Despite FDA advice, it has just been announced that Sean Parker, Silicon Valley entrepreneur and co-founder of Napster, the file-sharing service (amongst dabbling in many other things), has decided to invest $75 million along with others in a collective program to finance electronic cigarettes.

There may be concerns from the World Health Organization and government departments of health around the world, but the investors think that it’s the place to be at the moment. Altria Group Inc. will announce tomorrow (Tuesday) their plans for their own e-cigarette.

Altria makes Marlboro cigarettes and the group has control of roughly 50% of the US cigarette market at the present time. The US’s second largest manufacturer of cigarettes, Reynolds American Inc. announced last week it will be going into e-cigarettes too. Altria was up yet again today at $36.22 (+0.07), which is an increase of +0.19%. Reynolds American stands at $47.96 (+0.14), which is an increase of +0.29%.

Some have described the e-cigarette market as the Wild West since nobody has enough knowledge of the liquid that is used nor regarding the effects of nicotine intake into the lungs at the moment.

But, that hasn’t stopped some states in the US already banning the use of electronic cigarettes (Arkansas, Colorado, and Maryland, to name but three of the dozen that have done so). Airlines in the US don’t allow e-cigarettes either now and Starbucks have also banned their use. Everybody thought that the good old days of puffing on a cigarette over a coffee and a slice of cheesecake had returned, didn’t they?

The EU is also considering doing the same. France announced only a few weeks ago that the ban would become effective to prevent children from seeing people smoking inside so that they wouldn’t think that it was a harmless act.

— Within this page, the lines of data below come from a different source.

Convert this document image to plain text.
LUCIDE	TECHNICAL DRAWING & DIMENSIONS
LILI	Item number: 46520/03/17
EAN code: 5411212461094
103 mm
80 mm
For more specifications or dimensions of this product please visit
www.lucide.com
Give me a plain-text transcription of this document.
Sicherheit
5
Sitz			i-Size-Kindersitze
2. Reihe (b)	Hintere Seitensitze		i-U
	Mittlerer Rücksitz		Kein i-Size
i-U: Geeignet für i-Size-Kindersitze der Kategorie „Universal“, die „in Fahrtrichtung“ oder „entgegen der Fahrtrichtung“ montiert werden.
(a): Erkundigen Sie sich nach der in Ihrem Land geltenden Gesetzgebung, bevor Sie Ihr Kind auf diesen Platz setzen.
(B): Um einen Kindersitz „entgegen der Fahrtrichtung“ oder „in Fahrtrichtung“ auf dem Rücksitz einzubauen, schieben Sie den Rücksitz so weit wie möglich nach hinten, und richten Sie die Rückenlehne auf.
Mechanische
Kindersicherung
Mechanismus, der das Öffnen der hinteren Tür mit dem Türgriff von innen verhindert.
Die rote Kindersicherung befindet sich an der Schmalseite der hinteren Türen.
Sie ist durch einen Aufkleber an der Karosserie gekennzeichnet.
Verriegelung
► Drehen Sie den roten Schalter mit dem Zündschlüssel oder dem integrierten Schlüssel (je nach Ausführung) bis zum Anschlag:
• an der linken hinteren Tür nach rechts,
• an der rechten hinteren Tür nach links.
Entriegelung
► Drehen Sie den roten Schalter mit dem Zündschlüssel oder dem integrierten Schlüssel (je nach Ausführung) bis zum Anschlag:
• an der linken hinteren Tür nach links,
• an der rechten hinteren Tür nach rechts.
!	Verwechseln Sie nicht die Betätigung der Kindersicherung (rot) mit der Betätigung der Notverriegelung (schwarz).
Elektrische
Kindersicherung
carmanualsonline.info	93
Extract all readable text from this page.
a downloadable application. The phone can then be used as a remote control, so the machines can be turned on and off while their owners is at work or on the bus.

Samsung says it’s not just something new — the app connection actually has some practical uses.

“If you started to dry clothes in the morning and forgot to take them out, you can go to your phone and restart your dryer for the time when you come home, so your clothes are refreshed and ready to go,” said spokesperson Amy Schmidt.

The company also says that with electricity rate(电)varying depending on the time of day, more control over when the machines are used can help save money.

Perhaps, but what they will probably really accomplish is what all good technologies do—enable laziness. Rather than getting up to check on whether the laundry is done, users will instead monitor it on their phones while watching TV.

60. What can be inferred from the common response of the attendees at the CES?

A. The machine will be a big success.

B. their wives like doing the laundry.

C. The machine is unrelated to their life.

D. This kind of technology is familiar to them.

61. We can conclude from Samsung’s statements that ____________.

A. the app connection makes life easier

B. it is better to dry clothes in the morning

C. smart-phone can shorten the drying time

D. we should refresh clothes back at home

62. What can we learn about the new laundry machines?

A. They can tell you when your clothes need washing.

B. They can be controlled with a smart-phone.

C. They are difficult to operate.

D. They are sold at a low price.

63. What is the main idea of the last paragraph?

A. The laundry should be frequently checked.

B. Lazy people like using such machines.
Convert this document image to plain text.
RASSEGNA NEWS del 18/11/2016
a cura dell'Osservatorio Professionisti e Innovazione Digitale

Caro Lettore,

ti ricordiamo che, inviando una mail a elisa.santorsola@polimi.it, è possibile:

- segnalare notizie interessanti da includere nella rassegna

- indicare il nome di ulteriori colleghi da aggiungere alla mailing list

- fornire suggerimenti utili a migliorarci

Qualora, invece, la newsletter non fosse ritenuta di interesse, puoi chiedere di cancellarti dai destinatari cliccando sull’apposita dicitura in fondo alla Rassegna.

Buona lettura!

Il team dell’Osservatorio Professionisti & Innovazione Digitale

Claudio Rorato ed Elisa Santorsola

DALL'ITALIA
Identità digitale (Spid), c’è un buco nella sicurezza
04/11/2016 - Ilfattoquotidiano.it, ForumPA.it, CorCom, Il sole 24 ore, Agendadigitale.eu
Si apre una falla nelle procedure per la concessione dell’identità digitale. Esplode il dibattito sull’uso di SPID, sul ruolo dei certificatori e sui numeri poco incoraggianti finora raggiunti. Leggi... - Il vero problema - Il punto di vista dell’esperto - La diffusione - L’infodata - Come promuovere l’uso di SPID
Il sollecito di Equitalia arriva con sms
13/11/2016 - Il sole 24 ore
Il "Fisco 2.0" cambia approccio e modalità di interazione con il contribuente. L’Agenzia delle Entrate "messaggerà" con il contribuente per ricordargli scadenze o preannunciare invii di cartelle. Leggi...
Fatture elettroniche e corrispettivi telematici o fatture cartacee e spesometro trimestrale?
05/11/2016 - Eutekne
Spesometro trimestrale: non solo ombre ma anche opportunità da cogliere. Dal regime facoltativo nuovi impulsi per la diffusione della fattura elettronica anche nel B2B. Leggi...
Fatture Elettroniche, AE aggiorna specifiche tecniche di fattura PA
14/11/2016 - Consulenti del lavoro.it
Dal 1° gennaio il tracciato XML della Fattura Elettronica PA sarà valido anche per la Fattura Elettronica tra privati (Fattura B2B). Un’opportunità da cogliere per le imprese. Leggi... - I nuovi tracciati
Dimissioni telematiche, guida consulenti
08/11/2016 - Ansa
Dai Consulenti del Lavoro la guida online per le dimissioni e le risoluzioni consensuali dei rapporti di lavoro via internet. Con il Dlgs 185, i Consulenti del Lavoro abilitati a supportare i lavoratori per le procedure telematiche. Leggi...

But, the sales of e-cigarettes are forecast to be big business still. They will bring in some $1 billion in 2013 and it’s probably that which is behind the $10 million investment by Sean Parker and others (Homewood Capital is investing $40 million, Fidelity Investments $25 million, and Peter Thiel (Paypal) $5 million). E-cigarettes only account for 1% of the market today, but that’s already double what its cut was in 2012.  The potential, therefore, is enormous.

Even if there are concerns over the health consequences, that’s not stopping research being carried out. Smoking E-cigarettes may look like a viable alternative to the tobacco industry today.

Statistics show that the tobacco industry had a combined revenue of $664 billion (which is greater than the GDP of 18 countries!). There are more than 1.2 billion people that use tobacco in the world today and it will go up according to forecasts by 1.6 billion in the next twenty years. That’s looking good for the revenue of companies in that sector.

There are about 250 million women in the world that smoke today: http://www.who.int/tobacco/en/atlas6.pdf  and just under one billion men: http://www.who.int/tobacco/en/atlas5.pdf.

The question is: will the investments that are taking place at the moment by Sean Parker and others go up in a puff of smoke or are they strong investments to be making at the moment? Whatever happens, they certainly look like having an effect on the tabacco industry and the already increasing share prices.